Historiadores do início do século XX como Francis
Haverfield em sua obra A romanização da Bretanha romana ou Camille
Julian em História da Gália descrevem o avanço do império romano como
uma vitória da civilização contra a barbárie.[1] Mary
Beard, contudo, mostra como o poderio do império romano pode se estabelecer
devido a flexibidade com que as novas áreas conquistadas eram integradas: “O
que se pode afirmar com certeza é que os romanos praticamente não fizeram
nenhuma tentativa, mesmo durante essa fase mais tranquila de controle imperial [Pax
Romana], de impor suas normas culturais ou erradicar as tradições locais”[2], tendo
como exceção os druidas na Britânica acusados de sacrifícios humanos e os
cristãos.
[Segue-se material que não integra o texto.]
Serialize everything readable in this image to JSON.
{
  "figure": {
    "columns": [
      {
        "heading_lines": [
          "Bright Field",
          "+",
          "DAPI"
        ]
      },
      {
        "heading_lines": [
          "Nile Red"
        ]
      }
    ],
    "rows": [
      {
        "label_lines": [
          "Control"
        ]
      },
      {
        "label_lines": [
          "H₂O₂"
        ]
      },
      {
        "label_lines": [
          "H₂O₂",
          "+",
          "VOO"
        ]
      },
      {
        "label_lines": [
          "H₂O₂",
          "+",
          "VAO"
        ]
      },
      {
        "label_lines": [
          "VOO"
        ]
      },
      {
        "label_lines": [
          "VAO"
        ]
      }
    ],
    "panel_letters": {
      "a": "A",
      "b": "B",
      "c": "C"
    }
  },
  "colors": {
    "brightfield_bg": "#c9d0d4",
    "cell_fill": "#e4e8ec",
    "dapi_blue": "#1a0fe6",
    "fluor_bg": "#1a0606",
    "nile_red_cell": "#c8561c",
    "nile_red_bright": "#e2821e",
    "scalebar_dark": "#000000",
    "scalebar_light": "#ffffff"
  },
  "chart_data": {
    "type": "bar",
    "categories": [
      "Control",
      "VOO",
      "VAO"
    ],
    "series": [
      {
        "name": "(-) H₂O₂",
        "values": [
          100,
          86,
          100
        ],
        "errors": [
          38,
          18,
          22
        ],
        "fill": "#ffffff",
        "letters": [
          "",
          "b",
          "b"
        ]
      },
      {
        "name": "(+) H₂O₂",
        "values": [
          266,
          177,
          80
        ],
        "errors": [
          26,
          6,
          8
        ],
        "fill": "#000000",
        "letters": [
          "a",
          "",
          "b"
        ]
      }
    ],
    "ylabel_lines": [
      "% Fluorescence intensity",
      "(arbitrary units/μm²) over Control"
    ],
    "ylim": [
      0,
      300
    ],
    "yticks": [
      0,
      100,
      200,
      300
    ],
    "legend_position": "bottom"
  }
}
Em alguns casos as próprias áreas invadidas solicitavam a Roma a
intervenção como é o caso da cidade de Teos que solicitou ao imperador romano
que invadisse a cidade anexando-a ao Império de modo a dar maior tranquilidade
a sua população contra o rei local[3]. Na
Espanha, como exceção à regra geral, os romanos mantinham guarnições militares permanentes
em Sagunto (Murviedro), gades (Cádis) e Tarraco (Tarragona) de modo a garantir
o controle do comércio estabelecido desde a época dos cartagineses e das minas
de prata e ferro.[4] Ainda assim o império romano se integrou às tradições locais ibéricas, de modo
que Roma, que havia tomado a região aos cartigeneses africanos, foi sucedida
pela ocupação árabe no século VIII tendo a Espanha resistido aos invasores, o
que levou Oliveira Martins a concluir “a romanização transformou os espanhóis
a ponto de já não reconhecerem nos novos invasores [árabes] os seus antigos
companheiros de armas [cartagineses], nem os porventura seus irmãos de sangue:
tal poder as ideias de uma civilização [romana] exercem sobre a massa que informe das populações semi
bárbaras, que chegam a obliterar nela as simpatias vinculadas a uma
descendência comum!”.[5] Os inimigos de Roma contudo contestam o projeto imperial romano pacífico.
Segundo Tácito, referindo-se ao poder romano na Britânia: “eles criam a
desolação e chamam isso de paz” “solitudinem faciunt, pacem appellant”[6]. Mary
Beard observa que os povos conquistados eram tão militaristas quanto Roma.[7] Tito
Lívio destaca que as boas relações com as províncias invadidas foram a chave
para a dinâmica da expansão romana em seus primórdios. Tácito observa que a
maneira como muitas províncias se aculturavam e adotavam as tradições romanas
acaba servidno aos interesses de Roma: “Eles, em sua ignorância, davam a
isso o nome de civilização, mas na realidade era parte de sua escravização”
(humanitas vocabatur, cum pars servitutis esset).[8] Em
muitas províncias eram estendidos os direitos de cidadania romana aos nascidos
na região, incluindo o direito de voto: “isso preparou o terreno para um
modelo de cidadania e de pertencimento que teve enorme importância para as
ideias romanas de governo, direitos políticos e etnicidade e nacionalidade.
Esse modelo foi logo estendido ao exterior e acabou sustentando o Império
Romano”.[9] O imperador Septímio Severo tinha origem no território romano na África.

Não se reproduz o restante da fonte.